Now you can see why the crowd was murmuring. What is this mad man talking about? He didn’t come down from heaven! He came up from Nazareth. We know his family. We know the neighborhood where he grew up; the school he went to and the girls he dated. Where does he get off telling us that he came down from heaven? This is actually a very important question. Jesus’ answer is about to turn everything we think we know about God, heaven and eternal life on its head. In the first place, asking how Jesus could possibly be the Son of God is altogether the wrong question. It is wrongheaded because it assumes we know who God is apart from Jesus, his Son. It assumes that we can somehow find our own way to the Father. It assumes that we come to know God by being taught about God rather than being taught by God. It is through trusting in Jesus that God is made known. It is through fellowship with Jesus that the Father draws us to himself. You don’t start with your understanding of who God is to figure out what to think about Jesus. You begin with Jesus who draws you into knowledge of the Father.
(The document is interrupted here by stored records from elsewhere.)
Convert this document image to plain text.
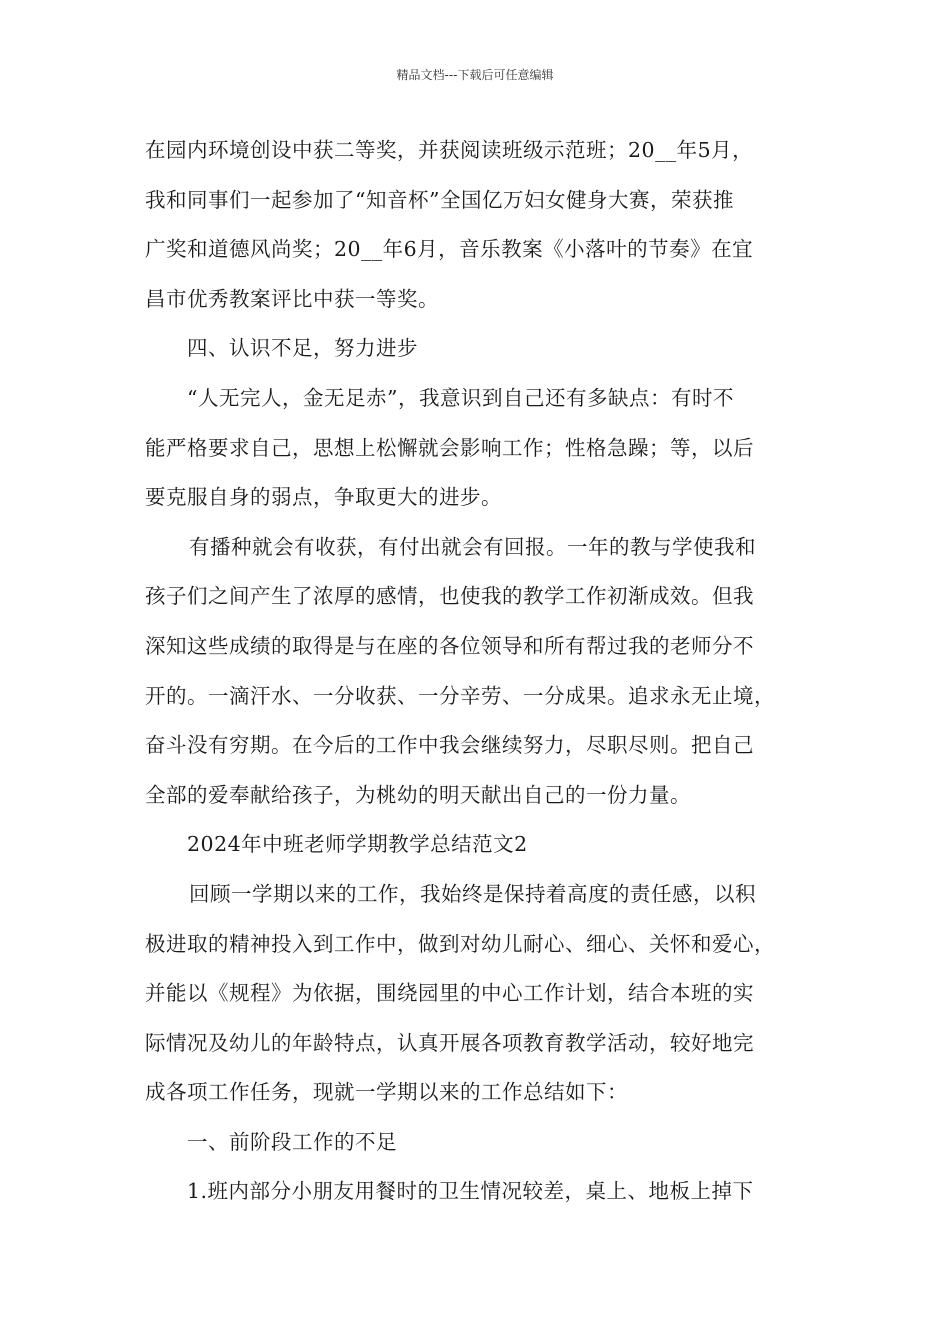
精品文档---下载后可任意编辑
在园内环境创设中获二等奖，并获阅读班级示范班；20__年5月，
我和同事们一起参加了“知音杯”全国亿万妇女健身大赛，荣获推
广奖和道德风尚奖；20__年6月，音乐教案《小落叶的节奏》在宜
昌市优秀教案评比中获一等奖。
四、认识不足，努力进步
“人无完人，金无足赤”，我意识到自己还有多缺点：有时不
能严格要求自己，思想上松懈就会影响工作；性格急躁；等，以后
要克服自身的弱点，争取更大的进步。
有播种就会有收获，有付出就会有回报。一年的教与学使我和
孩子们之间产生了浓厚的感情，也使我的教学工作初渐成效。但我
深知这些成绩的取得是与在座的各位领导和所有帮过我的老师分不
开的。一滴汗水、一分收获、一分辛劳、一分成果。追求永无止境，
奋斗没有穷期。在今后的工作中我会继续努力，尽职尽则。把自己
全部的爱奉献给孩子，为桃幼的明天献出自己的一份力量。
2024年中班老师学期教学总结范文2
回顾一学期以来的工作，我始终是保持着高度的责任感，以积
极进取的精神投入到工作中，做到对幼儿耐心、细心、关怀和爱心，
并能以《规程》为依据，围绕园里的中心工作计划，结合本班的实
际情况及幼儿的年龄特点，认真开展各项教育教学活动，较好地完
成各项工作任务，现就一学期以来的工作总结如下：
一、前阶段工作的不足
1.班内部分小朋友用餐时的卫生情况较差，桌上、地板上掉下
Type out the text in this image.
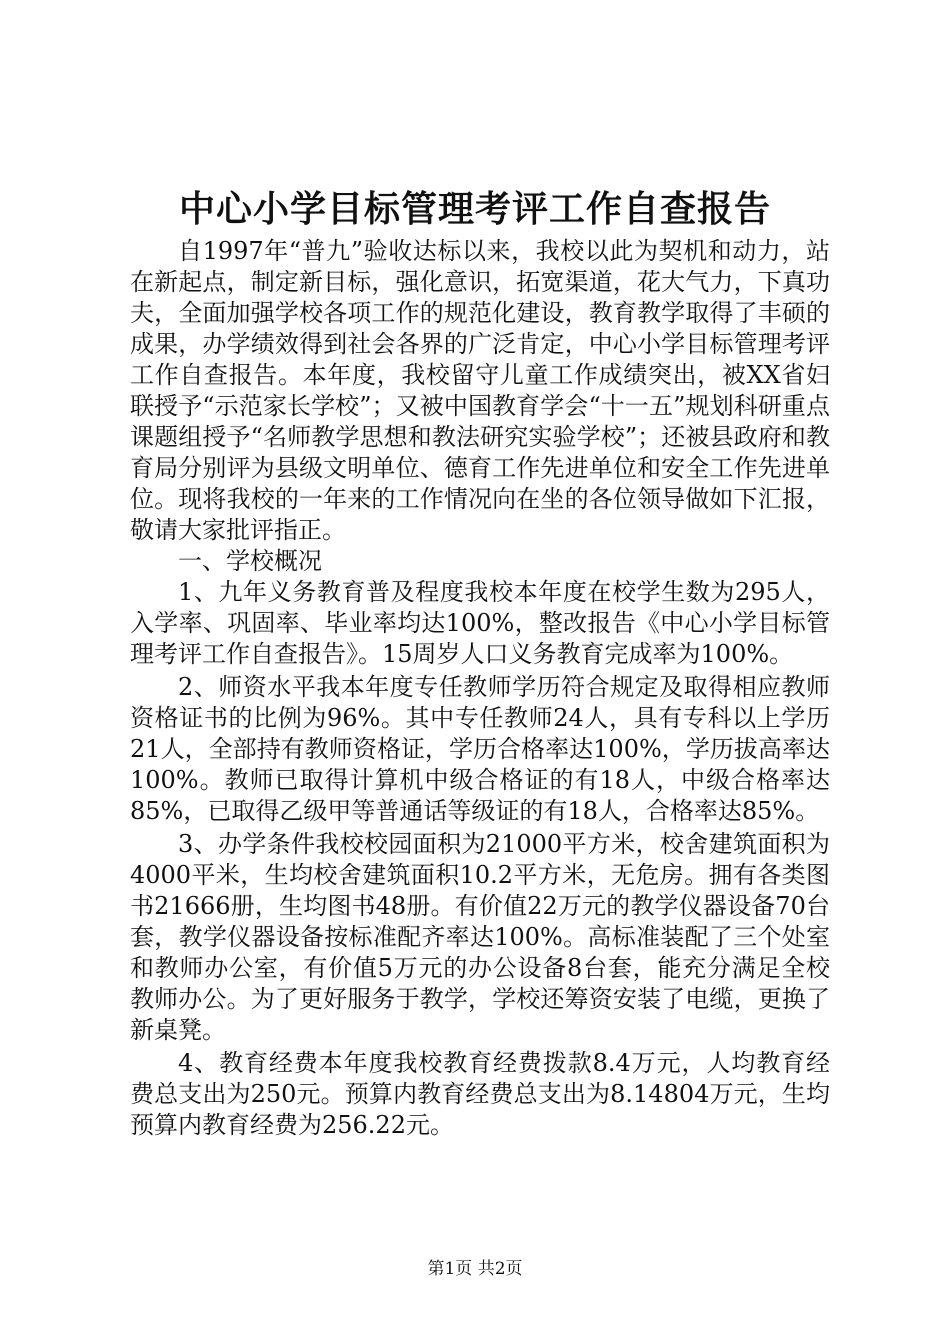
中心小学目标管理考评工作自查报告

自1997年“普九”验收达标以来，我校以此为契机和动力，站在新起点，制定新目标，强化意识，拓宽渠道，花大气力，下真功夫，全面加强学校各项工作的规范化建设，教育教学取得了丰硕的成果，办学绩效得到社会各界的广泛肯定，中心小学目标管理考评工作自查报告。本年度，我校留守儿童工作成绩突出，被XX省妇联授予“示范家长学校”；又被中国教育学会“十一五”规划科研重点课题组授予“名师教学思想和教法研究实验学校”；还被县政府和教育局分别评为县级文明单位、德育工作先进单位和安全工作先进单位。现将我校的一年来的工作情况向在坐的各位领导做如下汇报，敬请大家批评指正。

一、学校概况

1、九年义务教育普及程度我校本年度在校学生数为295人，入学率、巩固率、毕业率均达100%，整改报告《中心小学目标管理考评工作自查报告》。15周岁人口义务教育完成率为100%。

2、师资水平我本年度专任教师学历符合规定及取得相应教师资格证书的比例为96%。其中专任教师24人，具有专科以上学历21人，全部持有教师资格证，学历合格率达100%，学历拔高率达100%。教师已取得计算机中级合格证的有18人，中级合格率达85%，已取得乙级甲等普通话等级证的有18人，合格率达85%。

3、办学条件我校校园面积为21000平方米，校舍建筑面积为4000平米，生均校舍建筑面积10.2平方米，无危房。拥有各类图书21666册，生均图书48册。有价值22万元的教学仪器设备70台套，教学仪器设备按标准配齐率达100%。高标准装配了三个处室和教师办公室，有价值5万元的办公设备8台套，能充分满足全校教师办公。为了更好服务于教学，学校还筹资安装了电缆，更换了新桌凳。

4、教育经费本年度我校教育经费拨款8.4万元，人均教育经费总支出为250元。预算内教育经费总支出为8.14804万元，生均预算内教育经费为256.22元。

第1页 共2页
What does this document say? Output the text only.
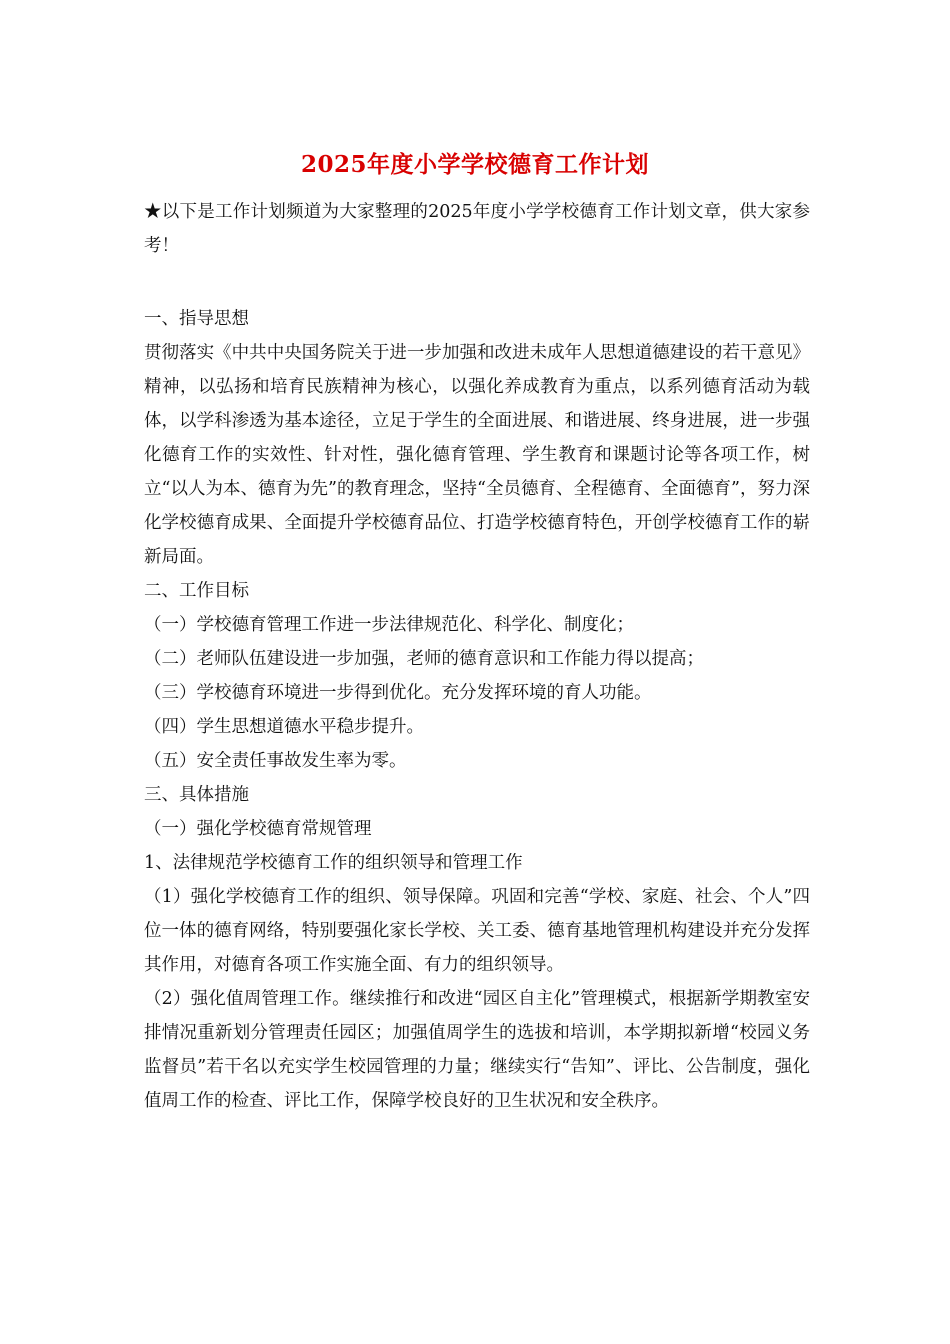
2025年度小学学校德育工作计划

★以下是工作计划频道为大家整理的2025年度小学学校德育工作计划文章，供大家参考！

一、指导思想

贯彻落实《中共中央国务院关于进一步加强和改进未成年人思想道德建设的若干意见》精神，以弘扬和培育民族精神为核心，以强化养成教育为重点，以系列德育活动为载体，以学科渗透为基本途径，立足于学生的全面进展、和谐进展、终身进展，进一步强化德育工作的实效性、针对性，强化德育管理、学生教育和课题讨论等各项工作，树立“以人为本、德育为先”的教育理念，坚持“全员德育、全程德育、全面德育”，努力深化学校德育成果、全面提升学校德育品位、打造学校德育特色，开创学校德育工作的崭新局面。

二、工作目标

（一）学校德育管理工作进一步法律规范化、科学化、制度化；

（二）老师队伍建设进一步加强，老师的德育意识和工作能力得以提高；

（三）学校德育环境进一步得到优化。充分发挥环境的育人功能。

（四）学生思想道德水平稳步提升。

（五）安全责任事故发生率为零。

三、具体措施

（一）强化学校德育常规管理

1、法律规范学校德育工作的组织领导和管理工作

（1）强化学校德育工作的组织、领导保障。巩固和完善“学校、家庭、社会、个人”四位一体的德育网络，特别要强化家长学校、关工委、德育基地管理机构建设并充分发挥其作用，对德育各项工作实施全面、有力的组织领导。

（2）强化值周管理工作。继续推行和改进“园区自主化”管理模式，根据新学期教室安排情况重新划分管理责任园区；加强值周学生的选拔和培训，本学期拟新增“校园义务监督员”若干名以充实学生校园管理的力量；继续实行“告知”、评比、公告制度，强化值周工作的检查、评比工作，保障学校良好的卫生状况和安全秩序。
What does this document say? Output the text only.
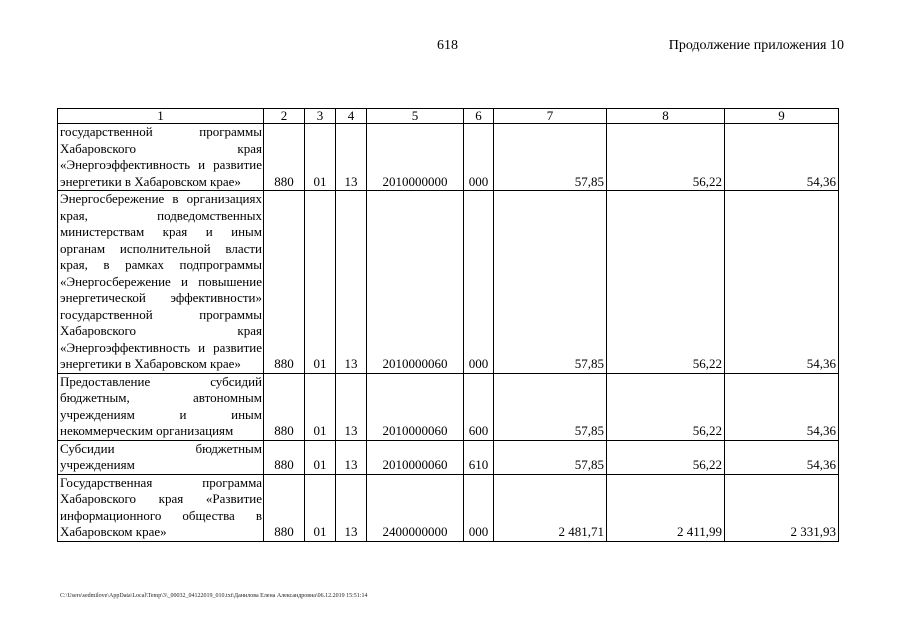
618	Продолжение приложения 10
1	2	3	4	5	6	7	8	9
государственной программы Хабаровского края «Энергоэффективность и развитие энергетики в Хабаровском крае»	880	01	13	2010000000	000	57,85	56,22	54,36
Энергосбережение в организациях края, подведомственных министерствам края и иным органам исполнительной власти края, в рамках подпрограммы «Энергосбережение и повышение энергетической эффективности» государственной программы Хабаровского края «Энергоэффективность и развитие энергетики в Хабаровском крае»	880	01	13	2010000060	000	57,85	56,22	54,36
Предоставление субсидий бюджетным, автономным учреждениям и иным некоммерческим организациям	880	01	13	2010000060	600	57,85	56,22	54,36
Субсидии бюджетным учреждениям	880	01	13	2010000060	610	57,85	56,22	54,36
Государственная программа Хабаровского края «Развитие информационного общества в Хабаровском крае»	880	01	13	2400000000	000	2 481,71	2 411,99	2 331,93
C:\Users\sedmilove\AppData\Local\Temp\3\_00032_04122019_010.txt\Данилова Елена Александровна\06.12.2019 15:51:14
John is also unapologetic about Jesus’ obvious human origins. Yes, Jesus is a flesh and blood person that can be touched. He is the living bread that can be “eaten.” That will be the topic of next week’s gospel. That is the way in which the Father draws us to himself. Whoever believes in Jesus both knows the Father and has eternal life. Note well the present tense, “has.” This is not the promise of some future blessed state. Life that is eternal begins now for all who believe. To live eternally is to live out of trust in Jesus doing those things that matter eternally. Unfortunately, we in the church have not always fully appreciated this present sense meaning of eternal life. We have tended to think of eternal life as synonymous with “after life,” or some notion of “heaven” as a strictly future reality. But Jesus would have us know that discipleship is not about passively waiting for eternal life as we sweat our way through this vale of tears. Discipleship is acknowledging that new life is ours today; the kingdom of God is now; and life that is eternal is life lived in fellowship with Jesus.

The humanity of Jesus was a barrier to the crowds’ acceptance of his claim to be the bread from heaven. But if the idea of God in the midst of dirty diapers, adolescent crushes, soil and the sweat of hard labor is difficult to swallow, that only demonstrates how much we have to learn from Jesus about God, about heaven and about eternal life.